Burkle’s ex-wife, Janet, said that in a court declaration as part of their divorce back in 2003, but it seems to apply to his perspective on business and sports as well.

Ron Burkle — with an estimated net worth of $2.6 billion — demands success.

He started as a stock boy in his father’s grocery stores in the 1960’s and 30 years later owned what was called a ‘California supermarket empire’.  His chains included Dominick’s, Alpha Bets, Ralphs, Food 4 Less and others.

So at the peak of his business career and in the midst of a raging bull market in 1999, Burkle did what any savvy businessman would do: he cashed out.

According to the San Francisco Chronicle, Burkle sold Dominick’s to Safeway for $1.2 billion.
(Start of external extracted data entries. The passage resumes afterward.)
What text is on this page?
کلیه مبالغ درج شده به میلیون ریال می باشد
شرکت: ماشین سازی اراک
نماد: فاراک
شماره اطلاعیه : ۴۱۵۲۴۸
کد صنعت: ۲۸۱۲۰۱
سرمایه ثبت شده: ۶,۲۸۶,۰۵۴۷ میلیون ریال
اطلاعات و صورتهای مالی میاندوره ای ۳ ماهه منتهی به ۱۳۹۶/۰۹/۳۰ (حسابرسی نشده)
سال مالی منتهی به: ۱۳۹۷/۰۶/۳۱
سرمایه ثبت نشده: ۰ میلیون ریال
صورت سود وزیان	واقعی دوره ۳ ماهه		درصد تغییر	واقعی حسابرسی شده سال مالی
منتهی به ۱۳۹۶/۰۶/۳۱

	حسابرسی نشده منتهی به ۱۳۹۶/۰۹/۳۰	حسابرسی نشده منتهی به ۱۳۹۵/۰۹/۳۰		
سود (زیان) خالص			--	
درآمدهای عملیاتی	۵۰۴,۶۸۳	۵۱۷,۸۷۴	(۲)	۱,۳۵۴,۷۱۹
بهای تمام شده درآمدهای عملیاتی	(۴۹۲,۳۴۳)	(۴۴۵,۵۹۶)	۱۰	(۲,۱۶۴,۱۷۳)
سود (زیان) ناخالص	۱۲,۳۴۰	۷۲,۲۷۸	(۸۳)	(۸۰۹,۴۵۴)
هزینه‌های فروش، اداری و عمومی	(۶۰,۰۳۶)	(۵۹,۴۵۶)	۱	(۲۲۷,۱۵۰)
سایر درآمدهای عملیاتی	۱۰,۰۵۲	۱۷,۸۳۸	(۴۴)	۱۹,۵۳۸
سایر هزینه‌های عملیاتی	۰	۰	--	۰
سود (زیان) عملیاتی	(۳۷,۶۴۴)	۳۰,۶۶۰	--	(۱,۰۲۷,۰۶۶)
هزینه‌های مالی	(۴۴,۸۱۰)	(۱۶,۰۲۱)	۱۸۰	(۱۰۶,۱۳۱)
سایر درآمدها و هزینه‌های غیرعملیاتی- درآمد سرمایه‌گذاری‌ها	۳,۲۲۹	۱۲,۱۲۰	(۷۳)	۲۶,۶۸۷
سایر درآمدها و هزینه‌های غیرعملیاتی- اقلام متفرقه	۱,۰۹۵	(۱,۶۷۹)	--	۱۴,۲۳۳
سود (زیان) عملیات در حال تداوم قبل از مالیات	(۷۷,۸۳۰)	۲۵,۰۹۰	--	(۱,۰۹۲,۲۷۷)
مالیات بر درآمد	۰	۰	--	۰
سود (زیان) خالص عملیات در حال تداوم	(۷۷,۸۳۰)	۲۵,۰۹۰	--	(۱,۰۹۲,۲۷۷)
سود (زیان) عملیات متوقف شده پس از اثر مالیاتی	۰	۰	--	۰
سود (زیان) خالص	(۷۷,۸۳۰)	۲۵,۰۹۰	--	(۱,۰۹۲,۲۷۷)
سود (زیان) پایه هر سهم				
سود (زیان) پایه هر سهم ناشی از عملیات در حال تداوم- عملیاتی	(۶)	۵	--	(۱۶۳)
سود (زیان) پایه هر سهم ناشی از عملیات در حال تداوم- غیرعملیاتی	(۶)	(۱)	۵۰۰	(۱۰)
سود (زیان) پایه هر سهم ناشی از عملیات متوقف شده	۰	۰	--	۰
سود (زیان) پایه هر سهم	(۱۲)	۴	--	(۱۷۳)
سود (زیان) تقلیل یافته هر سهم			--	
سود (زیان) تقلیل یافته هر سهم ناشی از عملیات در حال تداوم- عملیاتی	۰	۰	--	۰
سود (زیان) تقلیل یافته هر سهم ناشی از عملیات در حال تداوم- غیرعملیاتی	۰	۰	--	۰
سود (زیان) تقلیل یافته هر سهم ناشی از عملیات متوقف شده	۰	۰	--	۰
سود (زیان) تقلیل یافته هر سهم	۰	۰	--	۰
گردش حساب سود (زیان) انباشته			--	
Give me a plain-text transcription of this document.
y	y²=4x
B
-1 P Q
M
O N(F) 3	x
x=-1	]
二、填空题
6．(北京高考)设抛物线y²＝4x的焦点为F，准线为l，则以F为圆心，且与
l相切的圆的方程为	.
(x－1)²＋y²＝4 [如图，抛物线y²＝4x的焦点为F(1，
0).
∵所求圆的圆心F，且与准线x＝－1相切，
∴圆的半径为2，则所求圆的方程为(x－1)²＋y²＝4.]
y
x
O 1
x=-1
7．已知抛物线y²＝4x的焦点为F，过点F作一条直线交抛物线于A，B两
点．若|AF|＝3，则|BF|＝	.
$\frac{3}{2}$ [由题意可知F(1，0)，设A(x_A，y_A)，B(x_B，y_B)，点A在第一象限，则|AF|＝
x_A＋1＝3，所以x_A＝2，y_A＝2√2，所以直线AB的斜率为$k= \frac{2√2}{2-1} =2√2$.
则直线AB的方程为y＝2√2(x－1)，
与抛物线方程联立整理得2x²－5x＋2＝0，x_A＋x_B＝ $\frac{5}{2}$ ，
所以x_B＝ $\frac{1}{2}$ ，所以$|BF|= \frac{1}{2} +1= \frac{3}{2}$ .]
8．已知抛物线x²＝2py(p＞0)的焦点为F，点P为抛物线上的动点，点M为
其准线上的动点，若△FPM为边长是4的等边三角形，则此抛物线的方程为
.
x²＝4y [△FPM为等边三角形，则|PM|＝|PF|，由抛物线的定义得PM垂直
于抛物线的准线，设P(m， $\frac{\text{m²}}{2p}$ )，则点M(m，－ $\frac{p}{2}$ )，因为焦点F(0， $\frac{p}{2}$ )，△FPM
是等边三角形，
Then he unloaded the other chains to Kroger for $13 billion.  The US economy crashed hard as the tech bubble burst in the early 2000’s.  At the epicenter of the collapse was California and Silicon Valley.

But Burkle and his grocery investors had already locked in their returns and escaped nearly scratch-free.  In fact, Burkle had already put some of his cash to use, investing $20 million alongside Mario Lemieux to become majority owners of the Pittsburgh Penguins.

When it comes to grocery stores, the Pittsburgh Penguins, or anything Ron Burkle gets involved in, only one thing matters: return on investment.

He didn’t care that Ray Shero won NHL General Manager of the Year in 2013.  To Burkle, the phrase ‘General Manager Ray Shero‘ is no different than ‘Grocery Store Manager Jay Spero‘. Results are what matters. Loyalty be damned.

Jay Spero, Grocery Store Manager, would be judged on profitability and inventory turnover. Ray Shero was judged on wins and Stanley Cups.  All Burkle knows is that GM of the Year Shero and the Penguins didn’t win the Stanley Cup in 2014 — or in any of the four seasons prior to that.

Burkle knows Stanley Cups lead to ticket sales, sponsorships, and corporate dollars.  Stanley Cups lead to return on investment.

Unlike Lemieux, loyalty is only important to Burkle if it leads to a desired result.  Burkle seems like a ruthless and emotional risk-taker, but calling him reckless probably wouldn’t be fair.  Online profiles portray him as everything from selfless humanitarian to sleazy billionaire, but one thing is for certain: when it comes to business, Burkle knows what he’s doing.

Burkle once explained his acquisition strategy to Bloomberg Business Week:

“We always try to buy companies that are doing OK but that have some issues. We buy at a price that if they just muddle through, we don’t go broke. And if they do better, we make a lot. Since I was 13, I’ve been buying things because they are ridiculously cheap.”

The Penguins were ridiculously cheap and fraught with risk when Burkle and Lemieux purchased the team for $107 million in 1999.

That gamble has paid off handsomely.